Elle disposait pour cela d’une élite intellectuelle qui a joué un rôle fondamental. Par ailleurs, pendant la guerre civile espagnole, puis les années franquistes, l’Argentine est devenue le véritable centre de l’édition en langue espagnole : des éditeurs de renom choisirent l’Argentine pour y vivre, développer leurs activités et exporter vers l’Espagne une quantité importante d’ouvrages. Si l’élite intellectuelle argentine a joué un rôle primordial dans le développement de l’édition en langue espagnole, nous connaissons également son rôle dans la promotion de la littérature française. À ce titre, l’un des exemples les plus emblématiques de ce succès éditorial est Sudamericana, maison fondée par Victoria Ocampo, qui a été jusque dans les années 1970 la maison hispano-américaine de référence.

 

Depuis les années 90, le paysage éditorial s’équilibre entre grands groupes et maisons indépendantes

Les années 1990 ont été celles de l’absorption des maisons indépendantes argentines par les grands groupes (filiales de groupes internationaux et espagnols). La mythique Sudamericana a été achetée par Bertelsman-Random House-Mondadori. Le groupe Planeta, quant à  lui, a acquis les maisons traditionnelles Paidós, Emecé, Minotauro et Tusquets. Enfin, le groupe Santillana a acheté Alfaguara, Altea et Taurus.

 

L’Argentine a alors fait face à une situation inédite : à la fin des années 90, une vingtaine de groupes éditoriaux, pour la plupart étrangers, contrôlaient 85% du marché du livre argentin. Toutefois, au  lendemain  de  la  crise  économique  (après   2001), de nombreuses maisons d’édition, petites ou moyennes, furent créées. L’édition indépendante retrouva alors toute sa vitalité et, aujourd’hui, elle est devenue rentable et réalise 50% (en nombre de titres publiés) de la production éditoriale. Ces  éditeurs dits "indépendants" peuvent être classés en trois groupes :

- Les maisons dites "traditionnelles" qui ont survécu aux années 90 : les éditions de la Flor (créées en 1966) ou les éditions Colihue, par exemple.

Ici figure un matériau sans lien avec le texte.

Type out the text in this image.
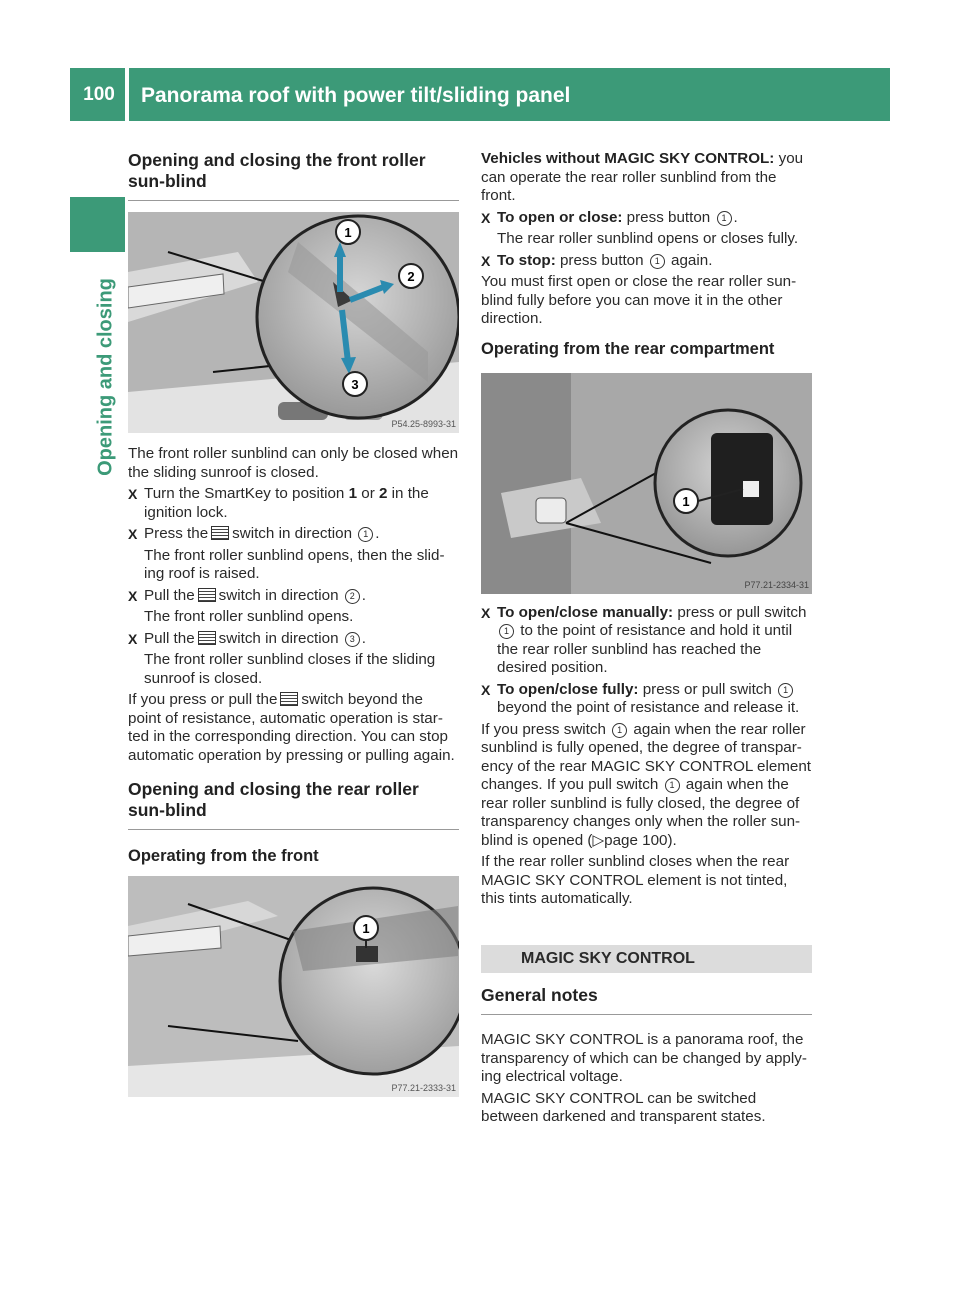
100	Panorama roof with power tilt/sliding panel
Opening and closing
Opening and closing the front roller sun-blind
1
2
3
P54.25-8993-31

The front roller sunblind can only be closed when the sliding sunroof is closed.

X Turn the SmartKey to position 1 or 2 in the ignition lock.
X Press the switch in direction 1 .
The front roller sunblind opens, then the slid-ing roof is raised.
X Pull the switch in direction 2 .
The front roller sunblind opens.
X Pull the switch in direction 3 .
The front roller sunblind closes if the sliding sunroof is closed.

If you press or pull the switch beyond the point of resistance, automatic operation is star-ted in the corresponding direction. You can stop automatic operation by pressing or pulling again.

Opening and closing the rear roller sun-blind
Operating from the front
1
P77.21-2333-31

Vehicles without MAGIC SKY CONTROL: you can operate the rear roller sunblind from the front.

X To open or close: press button 1 .
The rear roller sunblind opens or closes fully.
X To stop: press button 1 again.

You must first open or close the rear roller sun-blind fully before you can move it in the other direction.

Operating from the rear compartment
1
P77.21-2334-31
X To open/close manually: press or pull switch 1 to the point of resistance and hold it until the rear roller sunblind has reached the desired position.
X To open/close fully: press or pull switch 1 beyond the point of resistance and release it.

If you press switch 1 again when the rear roller sunblind is fully opened, the degree of transpar-ency of the rear MAGIC SKY CONTROL element changes. If you pull switch 1 again when the rear roller sunblind is fully closed, the degree of transparency changes only when the roller sun-blind is opened (▷page 100).

If the rear roller sunblind closes when the rear MAGIC SKY CONTROL element is not tinted, this tints automatically.

MAGIC SKY CONTROL
General notes

MAGIC SKY CONTROL is a panorama roof, the transparency of which can be changed by apply-ing electrical voltage.

MAGIC SKY CONTROL can be switched between darkened and transparent states.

- Les maisons d’édition fondées dans les années 90 pour contrecarrer l’offensive des groupes étrangers. Elles se définissent par la mise en place d’un catalogue cohérent basé sur un travail de long terme avec les auteurs. Parmi elles, les maisons Adriana Hidalgo ou Beatriz Viterbo.

- Enfin, des maisons d’édition créées après la grande crise de 2001-2002. Certaines de ces maisons sont très jeunes : elles existent depuis deux, trois ou cinq ans mais sont extrêmement dynamiques comme Marea, Bajo la Luna, Caja Negra, La Bestia Equilátera ou Eterna Cadencia. En dépit de leur jeune âge, certaines de ces maisons sont déjà solidement implantées.

 

Actuellement, le marché du livre argentin est encore en expansion et les changements entamés depuis le début des années 2000 – stabilisation de la concentration éditoriale de la part des grands groupes et développement d’une édition indépendante dynamique et solide – se poursuivent.

 

Une production éditoriale en hausse

D’après les statistiques de la Chambre argentine du livre (CAL), le nombre de titres publiés a plus que doublé en un peu plus de 10 ans, passant de 12 592 en 1999 à 27 706 titres en 2012 (il est à noter une baisse de 4% entre 2011 et 2012).

 

Sur cette même période, le nombre d’exemplaires vendus n’a toutefois augmenté que de 27% (selon PROMAGE – Proyectos Mandato y Gestión).

 

La production du nombre d’ouvrages est estimée à 130 millions d’exemplaires (soit +21% par rapport à 2010). Sont inclus dans ces statistiques les ouvrages commerciaux, mais également des publications non commerciales (notamment religieuses). En réalité, si le nombre de titres a augmenté ces dernières années, la demande est relativement stable : le tirage moyen par titre a diminué et l’offre est de plus en plus diversifiée. En effet, selon Jorge Gonzaléz, directeur commercial de la plus grande chaîne de librairies Yenny – El Ateneo, les 100 titres les plus vendus ne représentent que 14% de son chiffre d’affaires.

 

Un intérêt fort pour les sciences humaines

En quantité de titres publiés (en 2012), la CAL souligne que la fiction reste prédominante (40%, ce chiffre incluant la littérature jeunesse), suivie des sciences humaines et sociales et droit (28%), puis des livres scolaires (9%).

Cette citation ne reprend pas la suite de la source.